So he came to the decision that the language of the play would be mostly kept the same, but the film would be set in a modern world and with a modern society, that would include modern icons and objects so that the audience, (Late 20th Century, Early 21st Century), could understand the film properly. But to make the film version more accessible, Luhrmann had to read and update the play which presented him with a few difficulties. For example, as the play is over 500 years old, many values and settings from that time no longer apply for a modern society.

Also 500 years ago religion was one of the biggest things to anyone’s life at that time. But for the people of today, although religion still has some impact it doesn’t have as much as it did 500 years ago. Therefore, Luhrmann had to show the audience how important religion is for the people in the play. One way he does this is by placing a statue of Jesus between the Montague’s and Capulet’s buildings that we see in the prologue. Also, the language that was used in the play has mostly now become archaic, meaning that it is not used anymore.

Therefore, most people in the audience are probably not that familiar with Shakespeare’s language, so they could have trouble understanding the language, but because of the modern settings and surroundings they could pick up on what was happening fairly easily. For the remainder of the essay I will be writing only on what I see from the Prologue and Act One Scene One because I feel that these scenes first introduce us to a ‘modern Shakespeare’. Luhrmann uses modern 20th century icons to put the audience at ease because they give the audience something they know and can relate to.
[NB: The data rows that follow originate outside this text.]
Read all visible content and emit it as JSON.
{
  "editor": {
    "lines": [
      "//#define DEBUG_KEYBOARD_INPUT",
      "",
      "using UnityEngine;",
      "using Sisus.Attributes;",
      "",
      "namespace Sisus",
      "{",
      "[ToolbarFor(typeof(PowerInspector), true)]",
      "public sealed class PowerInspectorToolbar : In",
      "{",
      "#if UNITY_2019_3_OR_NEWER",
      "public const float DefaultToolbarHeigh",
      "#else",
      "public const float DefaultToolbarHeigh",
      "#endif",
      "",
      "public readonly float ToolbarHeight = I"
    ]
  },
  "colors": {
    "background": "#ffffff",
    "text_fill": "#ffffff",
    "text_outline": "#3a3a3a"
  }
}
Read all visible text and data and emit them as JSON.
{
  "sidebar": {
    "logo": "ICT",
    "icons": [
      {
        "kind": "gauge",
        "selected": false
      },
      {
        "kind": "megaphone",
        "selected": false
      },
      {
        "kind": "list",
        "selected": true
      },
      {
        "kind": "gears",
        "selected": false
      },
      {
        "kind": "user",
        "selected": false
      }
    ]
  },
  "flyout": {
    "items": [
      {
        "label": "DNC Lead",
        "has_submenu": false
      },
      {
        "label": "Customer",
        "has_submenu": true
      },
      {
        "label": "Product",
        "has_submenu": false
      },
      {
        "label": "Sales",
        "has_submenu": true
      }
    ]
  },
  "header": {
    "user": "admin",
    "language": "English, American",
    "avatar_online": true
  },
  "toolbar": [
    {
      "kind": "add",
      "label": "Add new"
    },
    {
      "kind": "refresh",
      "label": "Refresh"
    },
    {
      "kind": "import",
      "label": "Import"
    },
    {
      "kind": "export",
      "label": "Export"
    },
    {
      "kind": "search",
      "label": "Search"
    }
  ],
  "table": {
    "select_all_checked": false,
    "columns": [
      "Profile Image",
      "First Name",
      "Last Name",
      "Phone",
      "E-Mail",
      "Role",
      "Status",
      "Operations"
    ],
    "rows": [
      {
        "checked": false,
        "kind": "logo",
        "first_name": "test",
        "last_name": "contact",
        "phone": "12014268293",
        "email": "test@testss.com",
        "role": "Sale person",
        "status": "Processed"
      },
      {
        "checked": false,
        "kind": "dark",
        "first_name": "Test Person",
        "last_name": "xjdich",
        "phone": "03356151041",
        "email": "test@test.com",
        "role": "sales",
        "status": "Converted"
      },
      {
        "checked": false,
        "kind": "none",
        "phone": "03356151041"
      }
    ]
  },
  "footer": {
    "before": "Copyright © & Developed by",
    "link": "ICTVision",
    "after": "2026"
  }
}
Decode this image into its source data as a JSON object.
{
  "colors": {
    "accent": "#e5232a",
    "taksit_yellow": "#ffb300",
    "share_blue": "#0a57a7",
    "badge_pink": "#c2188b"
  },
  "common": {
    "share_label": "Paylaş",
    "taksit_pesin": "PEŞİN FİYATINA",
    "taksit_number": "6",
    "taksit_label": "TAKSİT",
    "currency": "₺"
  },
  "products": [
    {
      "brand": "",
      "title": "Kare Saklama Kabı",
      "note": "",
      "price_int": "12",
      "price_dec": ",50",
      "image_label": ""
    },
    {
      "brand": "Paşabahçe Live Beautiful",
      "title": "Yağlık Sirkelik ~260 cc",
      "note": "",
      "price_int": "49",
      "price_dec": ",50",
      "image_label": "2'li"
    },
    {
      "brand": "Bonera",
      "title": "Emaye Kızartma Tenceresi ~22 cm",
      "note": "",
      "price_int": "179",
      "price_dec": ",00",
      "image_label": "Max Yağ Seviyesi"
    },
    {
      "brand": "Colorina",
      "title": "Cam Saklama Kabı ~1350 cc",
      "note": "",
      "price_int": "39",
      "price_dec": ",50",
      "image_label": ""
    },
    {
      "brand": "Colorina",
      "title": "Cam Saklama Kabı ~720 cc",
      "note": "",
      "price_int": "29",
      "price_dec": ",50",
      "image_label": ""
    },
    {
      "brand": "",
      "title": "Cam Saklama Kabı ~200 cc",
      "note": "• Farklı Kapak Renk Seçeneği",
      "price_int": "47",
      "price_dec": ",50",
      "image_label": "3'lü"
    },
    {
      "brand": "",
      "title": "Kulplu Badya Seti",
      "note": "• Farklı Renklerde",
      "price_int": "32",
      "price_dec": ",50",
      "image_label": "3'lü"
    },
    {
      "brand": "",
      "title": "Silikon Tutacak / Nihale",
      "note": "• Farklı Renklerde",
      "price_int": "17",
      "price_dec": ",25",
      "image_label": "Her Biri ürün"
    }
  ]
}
For example he uses a television to read out the prologue because I think that if he didn’t, the audience wouldn’t hold their gaze and take in what was said if it was another way. He also uses cars, which obviously had not been invented at the time the play was written, but everyone who watched the film would instantly recognise them as they play such a big part in the society of today. He also changes the settings to make them more suited for the modern audience. In the play of ‘Romeo and Juliet’ the first scene is set in a marketplace.

Considering that the audience would mostly be an American audience, Luhrmann had to change this as average Americans would have no idea what a marketplace is as they don’t have markets in America. So Luhrmann used a petrol/gas station as the setting for the first scene as probably every American would recognise a petrol station as soon as they saw it. The fictional Verona Beach has replaced Verona in Italy. The Verona Beach we see in the film is actually Mexico City. The film was shot in Mexico City because it was cheaper than filming in a big city such as New York.

This was because in a city like New York you had to get a license to film but in Mexico City this wasn’t needed. From the prologue to the end of scene 1 we get a fair number of religious images flashing out towards us that are almost subliminal. These are here to make us further understand how religion was an important part of the play and to the characters lives. Some examples of these religious images are: The ‘Sin’ Mouthguard in Abra’s mouth, the big statue of Jesus, Tybalt’s bullet-proof vest that has an image of Jesus on it and the Cross shaved into the Montague boy’s head.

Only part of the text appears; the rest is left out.